An input can be a raw value, a promise, or an Output. If an Input to a resource is an Output, then you have a reference to the resource where the Output was originally created. The fact that an Input can be an Output enables it to trace its dependencies.

Here's its type definition:

type Input<T> = T | Promise<T> | OutputInstance<T>;

Tagged Template Literals in 30 Seconds

Here’s an example of how we could uppercase just the values (the "placeholders" between ${}), without altering the literal string portion of the template literal:

function uppercaseValues(strings, ...values) {
  const result = [];
  strings.forEach((string, i) => {
    result.push(string);
    if (i < values.length) {
      result.push(values[i].toString().toUpperCase());
    }
  });
  return result.join('');
}

const name = "Chris";
const hobby = "TypeScript";

console.log(uppercaseValues`Hello, my name is ${name} and I love ${hobby}.`);
// Output: "Hello, my name is CHRIS and I love TYPESCRIPT."

Implementing pulumi.interpolate

Without knowing the exact source code, and expanding from the example above, we can imagine how to implement pulumi.interpolate on our own. It might look something like this:

function interpolate(strings, ...values) {
  const result = [];
  strings.forEach((string, i) => {
    result.push(string);
    if (i < values.length) {
      result.push(values[i]);
    }
  });
  return pulumi.concat(...result);
}

All we did was replace the final join call with a call to pulumi.concat. If this were the implementation, we'd perform checks on whether raw strings need to be unwrapped from Output types, instead of operating just on the placeholders, which is what the real implementation does.

Its function definition in TypeScript is:

function interpolate(literals: TemplateStringsArray, ...placeholders: Input<any>[]): Output<string>;

which is very similar to concat:

function concat(...params: Input<any>[]): Output<string>

The lightbulb moment comes when you realize that you're really just forwarding along Output values and wrapping them in parent Outputs.

Back to Python

You can make some silly mistakes when porting interpolate over to concat. Let’s demonstrate with an example.

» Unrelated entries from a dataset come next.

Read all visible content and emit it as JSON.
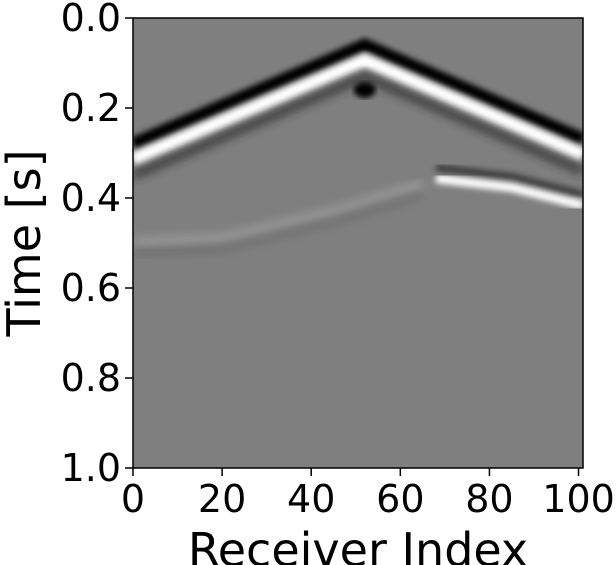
{
  "chart_data": {
    "type": "heatmap",
    "title": "",
    "xlabel": "Receiver Index",
    "ylabel": "Time [s]",
    "colormap": "gray",
    "xlim": [
      0,
      101
    ],
    "ylim": [
      1.0,
      0.0
    ],
    "y_axis_inverted": true,
    "grid": false,
    "x_ticks": [
      0,
      20,
      40,
      60,
      80,
      100
    ],
    "x_tick_labels": [
      "0",
      "20",
      "40",
      "60",
      "80",
      "100"
    ],
    "y_ticks": [
      0.0,
      0.2,
      0.4,
      0.6,
      0.8,
      1.0
    ],
    "y_tick_labels": [
      "0.0",
      "0.2",
      "0.4",
      "0.6",
      "0.8",
      "1.0"
    ],
    "events": [
      {
        "name": "direct-arrival",
        "apex_receiver": 52,
        "points": [
          [
            0,
            0.31
          ],
          [
            52,
            0.09
          ],
          [
            101,
            0.3
          ]
        ],
        "polarity": "white with dark precursor"
      },
      {
        "name": "reflection-right",
        "points": [
          [
            68,
            0.35
          ],
          [
            85,
            0.37
          ],
          [
            101,
            0.41
          ]
        ],
        "polarity": "white"
      },
      {
        "name": "reflection-left",
        "points": [
          [
            0,
            0.5
          ],
          [
            20,
            0.49
          ],
          [
            45,
            0.43
          ],
          [
            65,
            0.37
          ]
        ],
        "polarity": "faint white"
      }
    ]
  }
}
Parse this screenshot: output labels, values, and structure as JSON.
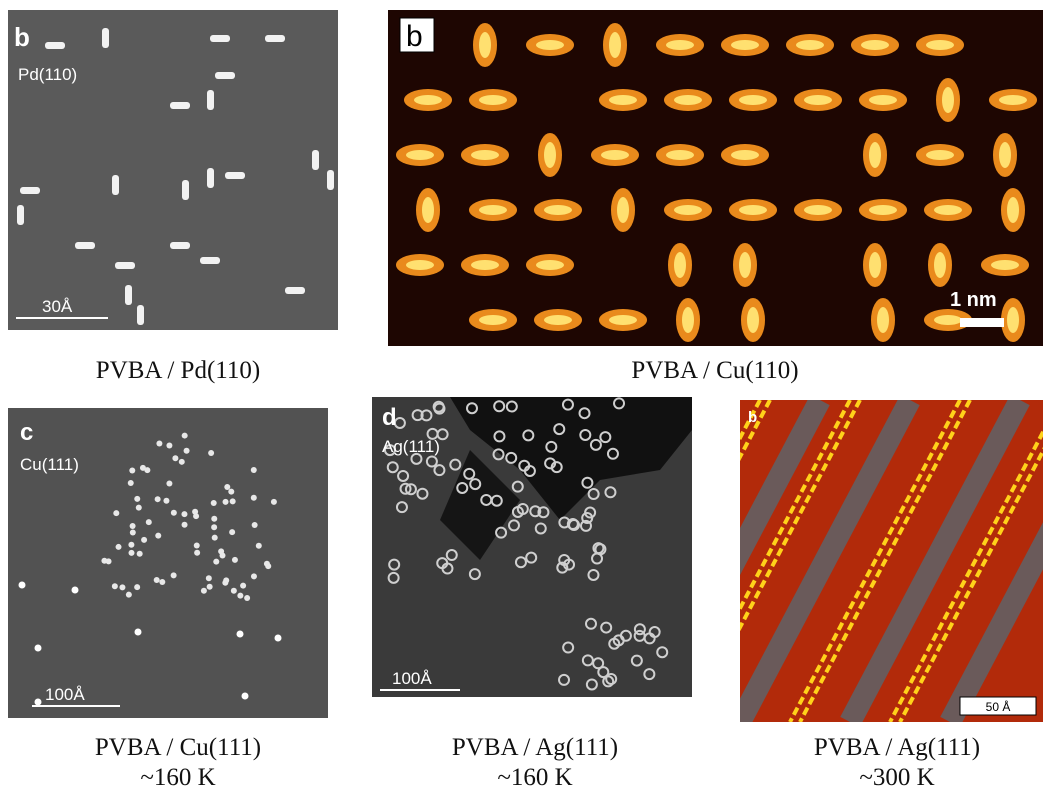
{
  "panels": [
    {
      "label": "b",
      "substrate": "Pd(110)",
      "scale": "30Å",
      "caption": [
        "PVBA / Pd(110)"
      ]
    },
    {
      "label": "b",
      "scale": "1 nm",
      "caption": [
        "PVBA / Cu(110)"
      ]
    },
    {
      "label": "c",
      "substrate": "Cu(111)",
      "scale": "100Å",
      "caption": [
        "PVBA / Cu(111)",
        "~160 K"
      ]
    },
    {
      "label": "d",
      "substrate": "Ag(111)",
      "scale": "100Å",
      "caption": [
        "PVBA / Ag(111)",
        "~160 K"
      ]
    },
    {
      "label": "b",
      "scale": "50 Å",
      "caption": [
        "PVBA / Ag(111)",
        "~300 K"
      ]
    }
  ]
}
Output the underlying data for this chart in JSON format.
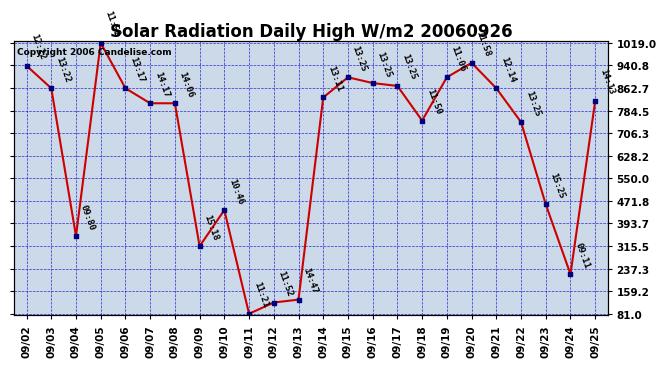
{
  "title": "Solar Radiation Daily High W/m2 20060926",
  "copyright": "Copyright 2006 Candelise.com",
  "dates": [
    "09/02",
    "09/03",
    "09/04",
    "09/05",
    "09/06",
    "09/07",
    "09/08",
    "09/09",
    "09/10",
    "09/11",
    "09/12",
    "09/13",
    "09/14",
    "09/15",
    "09/16",
    "09/17",
    "09/18",
    "09/19",
    "09/20",
    "09/21",
    "09/22",
    "09/23",
    "09/24",
    "09/25"
  ],
  "values": [
    940,
    862,
    350,
    1019,
    862,
    810,
    810,
    315,
    440,
    81,
    120,
    130,
    830,
    900,
    880,
    870,
    750,
    900,
    950,
    862,
    745,
    460,
    218,
    818
  ],
  "labels": [
    "12:22",
    "13:22",
    "09:80",
    "11:52",
    "13:17",
    "14:17",
    "14:06",
    "15:18",
    "10:46",
    "11:21",
    "11:52",
    "14:47",
    "13:11",
    "13:25",
    "13:25",
    "13:25",
    "11:50",
    "11:06",
    "11:58",
    "12:14",
    "13:25",
    "15:25",
    "09:11",
    "14:13"
  ],
  "line_color": "#cc0000",
  "marker_color": "#000080",
  "bg_color": "#ccd9e8",
  "grid_color": "#0000cc",
  "yticks": [
    81.0,
    159.2,
    237.3,
    315.5,
    393.7,
    471.8,
    550.0,
    628.2,
    706.3,
    784.5,
    862.7,
    940.8,
    1019.0
  ],
  "ymin": 81.0,
  "ymax": 1019.0,
  "title_fontsize": 12,
  "label_fontsize": 6.5,
  "tick_fontsize": 7.5,
  "copyright_fontsize": 6.5
}
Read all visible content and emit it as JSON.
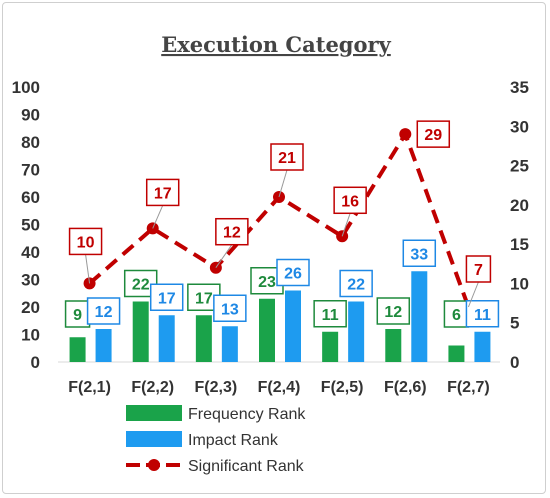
{
  "chart_data": {
    "type": "bar",
    "title": "Execution Category",
    "categories": [
      "F(2,1)",
      "F(2,2)",
      "F(2,3)",
      "F(2,4)",
      "F(2,5)",
      "F(2,6)",
      "F(2,7)"
    ],
    "series": [
      {
        "name": "Frequency Rank",
        "type": "bar",
        "axis": "left",
        "color": "#1aa34a",
        "values": [
          9,
          22,
          17,
          23,
          11,
          12,
          6
        ]
      },
      {
        "name": "Impact Rank",
        "type": "bar",
        "axis": "left",
        "color": "#1e9bf0",
        "values": [
          12,
          17,
          13,
          26,
          22,
          33,
          11
        ]
      },
      {
        "name": "Significant Rank",
        "type": "line",
        "axis": "right",
        "color": "#c00000",
        "values": [
          10,
          17,
          12,
          21,
          16,
          29,
          7
        ]
      }
    ],
    "y_left": {
      "min": 0,
      "max": 100,
      "step": 10
    },
    "y_right": {
      "min": 0,
      "max": 35,
      "step": 5
    },
    "grid": false,
    "legend": "bottom"
  }
}
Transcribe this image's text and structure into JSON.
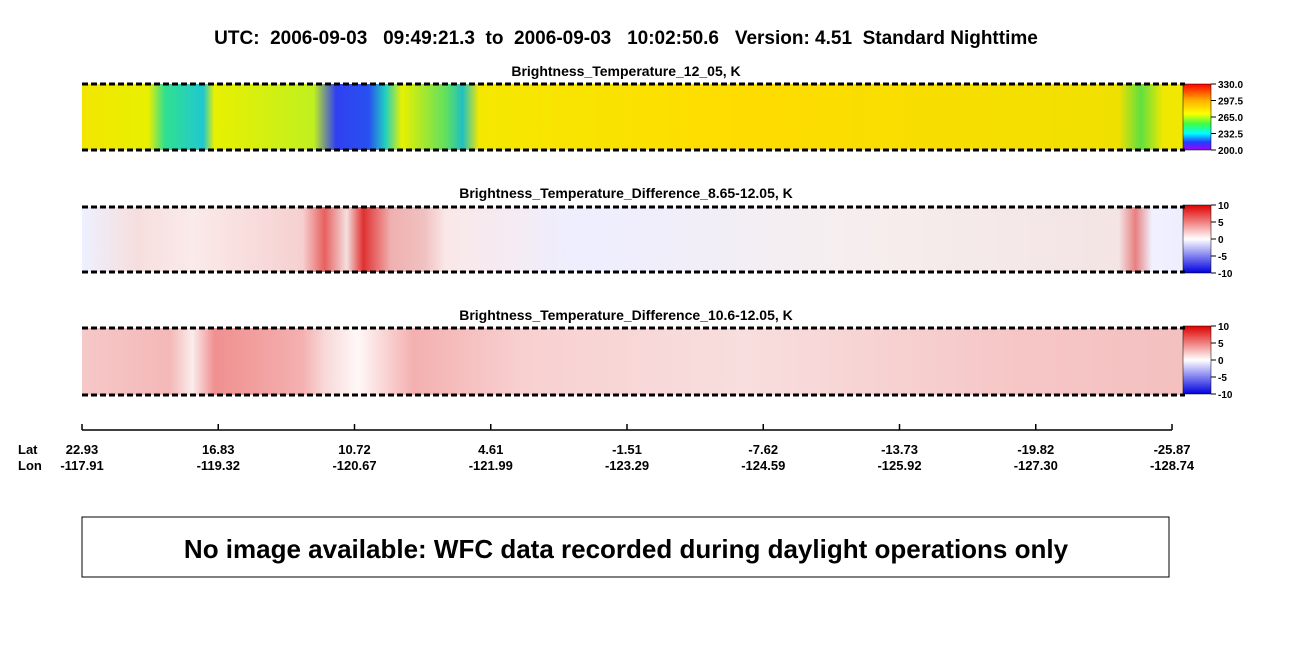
{
  "title": "UTC:  2006-09-03   09:49:21.3  to  2006-09-03   10:02:50.6   Version: 4.51  Standard Nighttime",
  "panels": [
    {
      "title": "Brightness_Temperature_12_05, K",
      "colorbar_labels": [
        "330.0",
        "297.5",
        "265.0",
        "232.5",
        "200.0"
      ]
    },
    {
      "title": "Brightness_Temperature_Difference_8.65-12.05, K",
      "colorbar_labels": [
        "10",
        "5",
        "0",
        "-5",
        "-10"
      ]
    },
    {
      "title": "Brightness_Temperature_Difference_10.6-12.05, K",
      "colorbar_labels": [
        "10",
        "5",
        "0",
        "-5",
        "-10"
      ]
    }
  ],
  "axis": {
    "lat_label": "Lat",
    "lon_label": "Lon",
    "lat": [
      "22.93",
      "16.83",
      "10.72",
      "4.61",
      "-1.51",
      "-7.62",
      "-13.73",
      "-19.82",
      "-25.87"
    ],
    "lon": [
      "-117.91",
      "-119.32",
      "-120.67",
      "-121.99",
      "-123.29",
      "-124.59",
      "-125.92",
      "-127.30",
      "-128.74"
    ]
  },
  "note": "No image available: WFC data recorded during daylight operations only"
}
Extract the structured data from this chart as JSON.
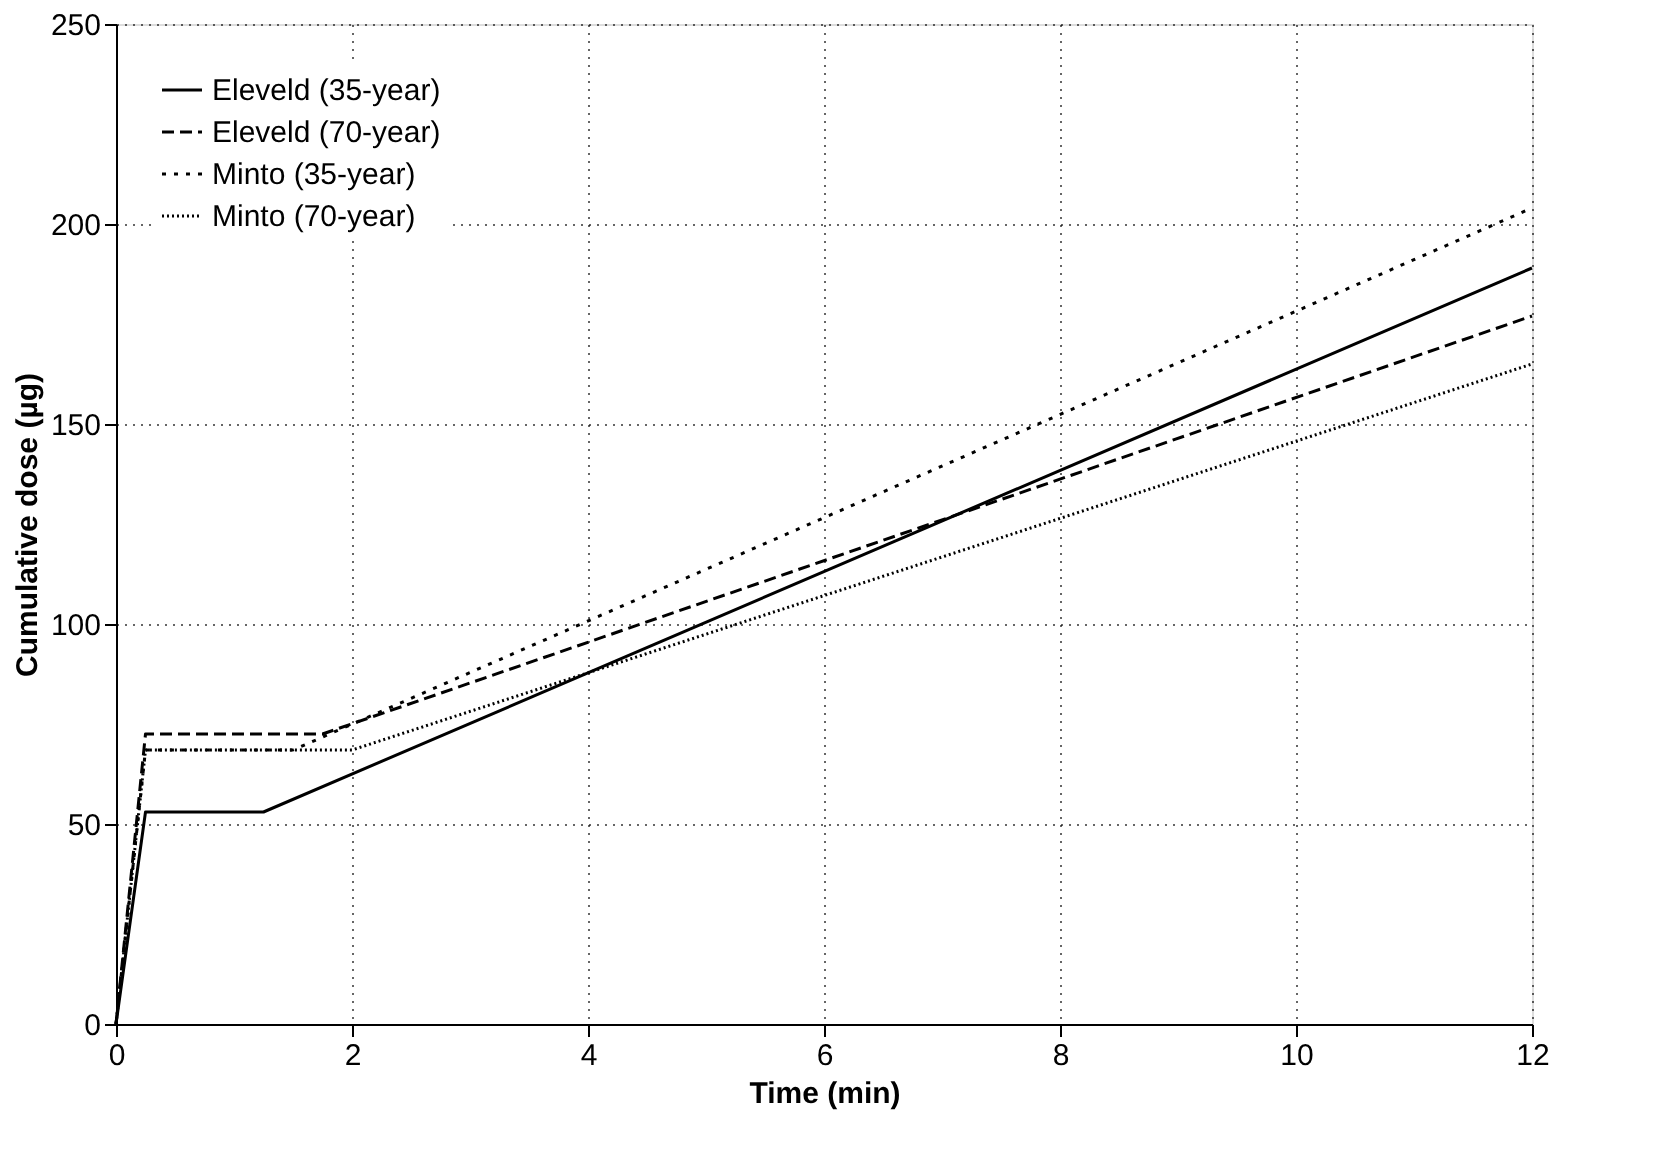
{
  "chart_data": {
    "type": "line",
    "xlabel": "Time (min)",
    "ylabel": "Cumulative dose (µg)",
    "xlim": [
      0,
      12
    ],
    "ylim": [
      0,
      250
    ],
    "xticks": [
      0,
      2,
      4,
      6,
      8,
      10,
      12
    ],
    "yticks": [
      0,
      50,
      100,
      150,
      200,
      250
    ],
    "grid": true,
    "legend": "top left",
    "marker": "none",
    "series": [
      {
        "name": "Eleveld (35-year)",
        "color": "#000000",
        "line_style": "solid",
        "x": [
          0,
          0.25,
          1.25,
          12
        ],
        "values": [
          0,
          53,
          53,
          189
        ]
      },
      {
        "name": "Eleveld (70-year)",
        "color": "#000000",
        "line_style": "dashed",
        "x": [
          0,
          0.25,
          1.75,
          12
        ],
        "values": [
          0,
          72.5,
          72.5,
          177
        ]
      },
      {
        "name": "Minto (35-year)",
        "color": "#000000",
        "line_style": "dotted",
        "x": [
          0,
          0.25,
          1.5,
          12
        ],
        "values": [
          0,
          68.5,
          68.5,
          204
        ]
      },
      {
        "name": "Minto (70-year)",
        "color": "#000000",
        "line_style": "dotted",
        "x": [
          0,
          0.25,
          2,
          12
        ],
        "values": [
          0,
          68.5,
          68.5,
          165
        ]
      }
    ]
  }
}
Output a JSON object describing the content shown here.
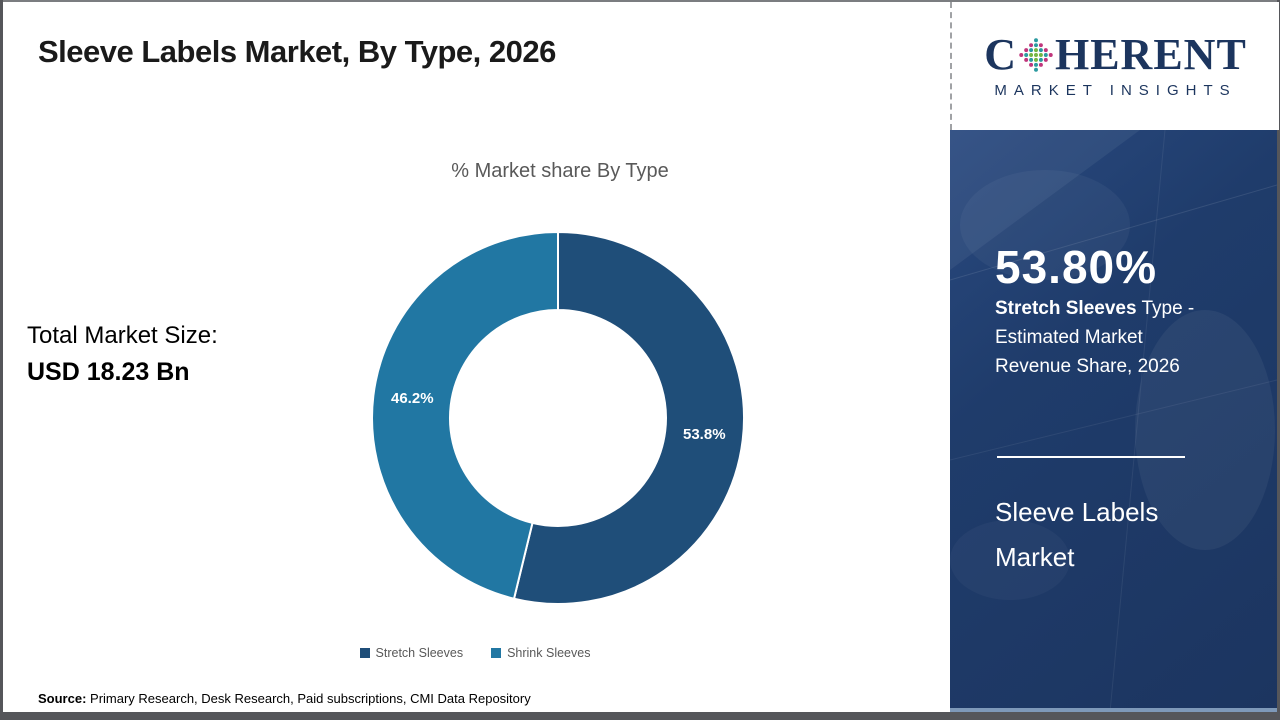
{
  "page": {
    "title": "Sleeve Labels Market, By Type, 2026",
    "source": {
      "label": "Source:",
      "text": " Primary Research, Desk Research, Paid subscriptions, CMI Data Repository"
    },
    "colors": {
      "border_grey": "#55565a",
      "background": "#ffffff"
    }
  },
  "left_panel": {
    "total_label": "Total Market Size:",
    "total_value": "USD 18.23 Bn"
  },
  "logo": {
    "brand_prefix": "C",
    "brand_suffix": "HERENT",
    "tagline": "MARKET INSIGHTS",
    "icon": "globe-dots-icon",
    "colors": {
      "navy": "#1c355e",
      "teal": "#2b9aa0",
      "green": "#74b643",
      "magenta": "#c0367c"
    }
  },
  "sidebar": {
    "background": "#1e3a66",
    "headline_value": "53.80%",
    "description_bold": "Stretch Sleeves",
    "description_rest": " Type - Estimated Market Revenue Share, 2026",
    "footer_line1": "Sleeve Labels",
    "footer_line2": "Market"
  },
  "chart_data": {
    "type": "pie",
    "donut": true,
    "title": "% Market share By Type",
    "categories": [
      "Stretch Sleeves",
      "Shrink Sleeves"
    ],
    "values": [
      53.8,
      46.2
    ],
    "slice_labels": [
      "53.8%",
      "46.2%"
    ],
    "colors": [
      "#1f4e79",
      "#2177a3"
    ],
    "start_angle_deg": 0,
    "direction": "clockwise",
    "legend_position": "bottom",
    "grid": false
  }
}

In TypeScript, I would have done this:

function get_image_name(imageRegistry: Repository, name: string, version: Input<string>) {
    return pulumi.interpolate`${image_registry.repository_id}/${name}:${version}`
}

When porting to Python, I might end up with this:

def get_image_tag(image_registry: Repository, name: str, version: Input[str]):
    return pulumi.Output.concat(
        image_registry.repository_id,
        f"/{name}:{version}"
    )

However, interpolate was iterating over every placeholder individually to create dependencies and resolve outputs. With our Python code, we’ve subtly lost that connection with the version argument. We need to break up our Outputs manually and surface them as individual arguments to pulumi.Output.concat.

The corrected code would look like this:

def get_image_tag(image_registry: Repository, name: str, version: Input[str]):
    return pulumi.Output.concat(
        image_registry.repository_id,
        f"/{name}:",
        version
    )

Now, the version will be correctly included in the dependency graph, and we’ll be error-free!

Conclusion

Translating pulumi.interpolate from TypeScript to Python requires a deeper understanding of how Outputs and Inputs work in Pulumi. While Python does not support tagged template literals, using pulumi.concat effectively allows us to achieve similar functionality. By manually managing dependencies and ensuring all Output values are properly handled, we can ensure our Pulumi code in Python is just as robust and efficient as in TypeScript.